TEŞÎ GEÇMİŞE GÖTÜRÜYOR
Yün eğirmek için elinden düşürmediği teşî ile çorap yapan Şirin Tatlı (50), "Eskiden beri çoraplarımızı teşî ile yapıyoruz. Eskiden teşî kültürü çok yaygındı ve hemen hemen her kadının elinde bir teşî bulunurdu. Son dönemlerde ise kullanımı çok azaldı. Ama koçer kadınlar olarak her şart ve koşulda teşî kültürünü yaşatmaya çalışıyoruz. Çok zahmetlidir. Bir çorap yapana kadar el ve kol çok yoruluyor. Ama teşî ile bir şeyler yaptığımda mutlu oluyorum. Çünkü eskiler aklıma gelir" dedi.
HERKES BİR İŞ YAPIYOR
Havaların ısındığına dikkati çeken Tatlı, "Bunun için biz de her yıl olduğu gibi bu yıl da yayla hazırlıklarına erkenden başladık. Her birimiz bir şeyle uğraşıyoruz. Şimdi evimizin bahçesinde hazırlıklarımızı yapıyoruz. Hazırlık için çorap yapıyorum. Diğer kadınlar da çadır dikiyor. Eskiden çadırlarımızı da teşî ile yapıyorduk. Ama şimdi kimse yapmıyor. Tabii bu zamanda teşî kültürünü bile yaşatmak anlamlı ve önemlidir” diye konuştu.
YÜK KADINLARIN SIRTINDA
Hazırlıkları yapanlardan Gül Öner (44) de koçerlikte bütün yükün kadınların omuzlarında olduğunu vurgulayarak, "Bizim hazırlıklarımız yaylaya çıkmadan bir ay öncesinden başlıyor. Koçer yaşamı oldukça zorlu ve zahmetli. Çünkü hep yerini değiştirmek zorunda kalıyorsun.

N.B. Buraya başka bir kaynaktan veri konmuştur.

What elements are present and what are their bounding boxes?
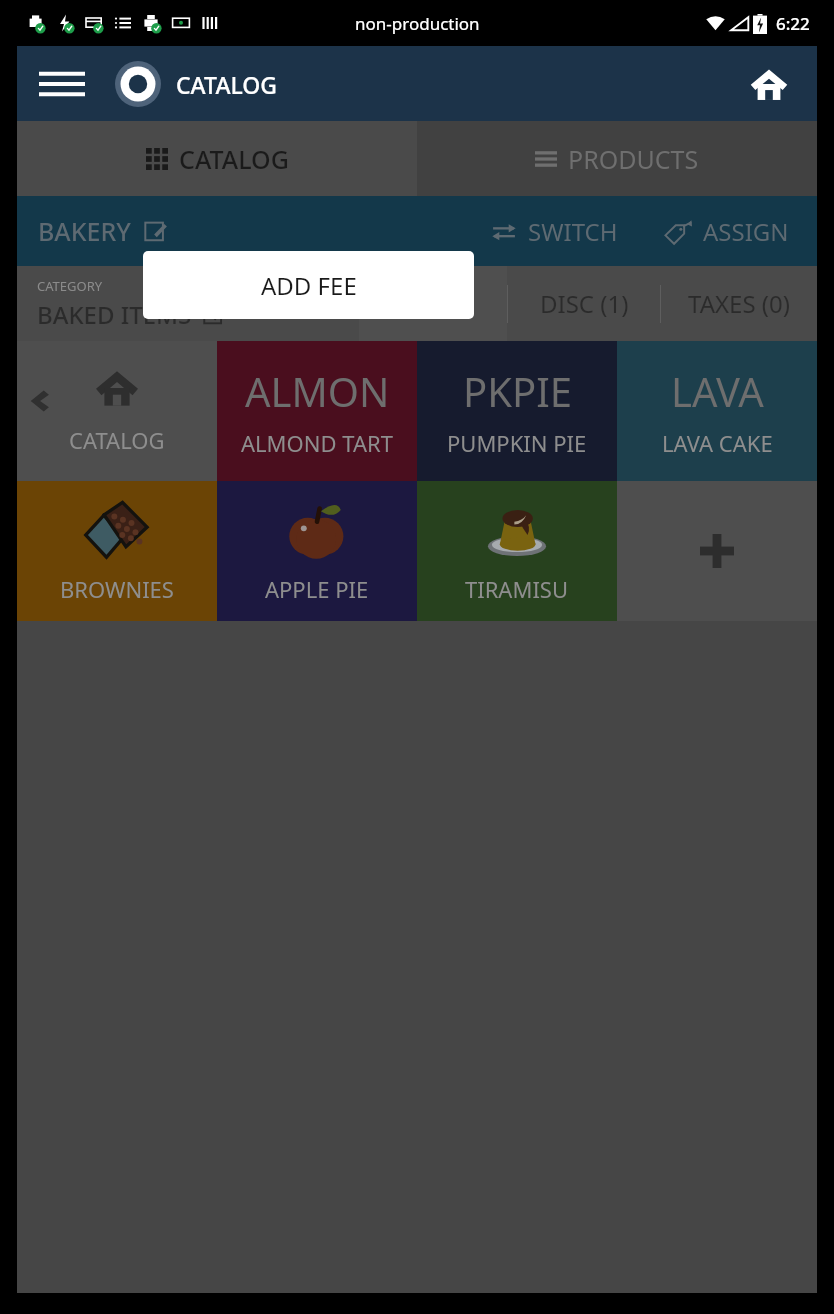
staticText: SWITCH <box>528 215 618 248</box>
button[interactable]: Add product <box>617 481 817 621</box>
staticText: PRODUCTS <box>568 142 699 176</box>
staticText: TIRAMISU <box>465 574 569 604</box>
button[interactable]: PRODUCTS <box>417 121 817 196</box>
staticText: ALMOND TART <box>241 428 393 458</box>
staticText: CATALOG <box>69 425 165 455</box>
button[interactable]: CATALOG <box>17 341 217 481</box>
button[interactable]: APPLE PIE <box>217 481 417 621</box>
button[interactable]: BROWNIES <box>17 481 217 621</box>
button[interactable]: ASSIGN <box>664 215 789 248</box>
staticText: PUMPKIN PIE <box>447 428 587 458</box>
staticText: ALMON <box>245 364 390 418</box>
button[interactable]: Menu <box>36 62 88 106</box>
button[interactable]: PKPIE <box>417 341 617 481</box>
button[interactable]: BAKERY <box>38 214 166 248</box>
staticText: CATALOG <box>179 142 289 176</box>
button[interactable]: TAXES (0) <box>661 266 817 341</box>
button[interactable]: FEE (0) <box>359 266 507 341</box>
button[interactable]: SWITCH <box>491 215 618 248</box>
button[interactable]: CATALOG <box>17 121 417 196</box>
button[interactable]: CATALOG <box>115 61 278 107</box>
staticText: 6:22 <box>776 12 810 35</box>
staticText: FEE (0) <box>396 287 470 320</box>
staticText: BROWNIES <box>60 574 174 604</box>
staticText: LAVA <box>671 364 764 418</box>
button[interactable]: CATEGORY <box>17 266 359 341</box>
staticText: APPLE PIE <box>265 574 369 604</box>
staticText: non-production <box>355 12 480 35</box>
staticText: LAVA CAKE <box>662 428 773 458</box>
staticText: CATALOG <box>176 69 278 100</box>
button[interactable]: LAVA <box>617 341 817 481</box>
button[interactable]: Home <box>743 58 795 110</box>
button[interactable]: TIRAMISU <box>417 481 617 621</box>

Biz evimizi sırtımızda taşıyoruz. Ama tabii yine de mutluyuz" diye belirtti.
‘HEYECANLIYIM'
Ellerini çabuk tutmaları gerektiğini dile getiren Öner, şöyle devam etti: "Bir ay içinde hazırlıklarımızı tamamlamamız gerekiyor. Sadece bir çadırın bitişi üç gününüzü alabiliyor. Bu yüzden de biz elimizden geldiği kadar daha erken bitirmek istiyoruz. Bu yaşıma geldiğimden beri yaylalara gidiyorum. Ama her yaylaya yolculuk başladığında ilk gün ki gibi heyecanlanırım. Şimdide dört gözle yaylaya gitmek için bekliyoruz.”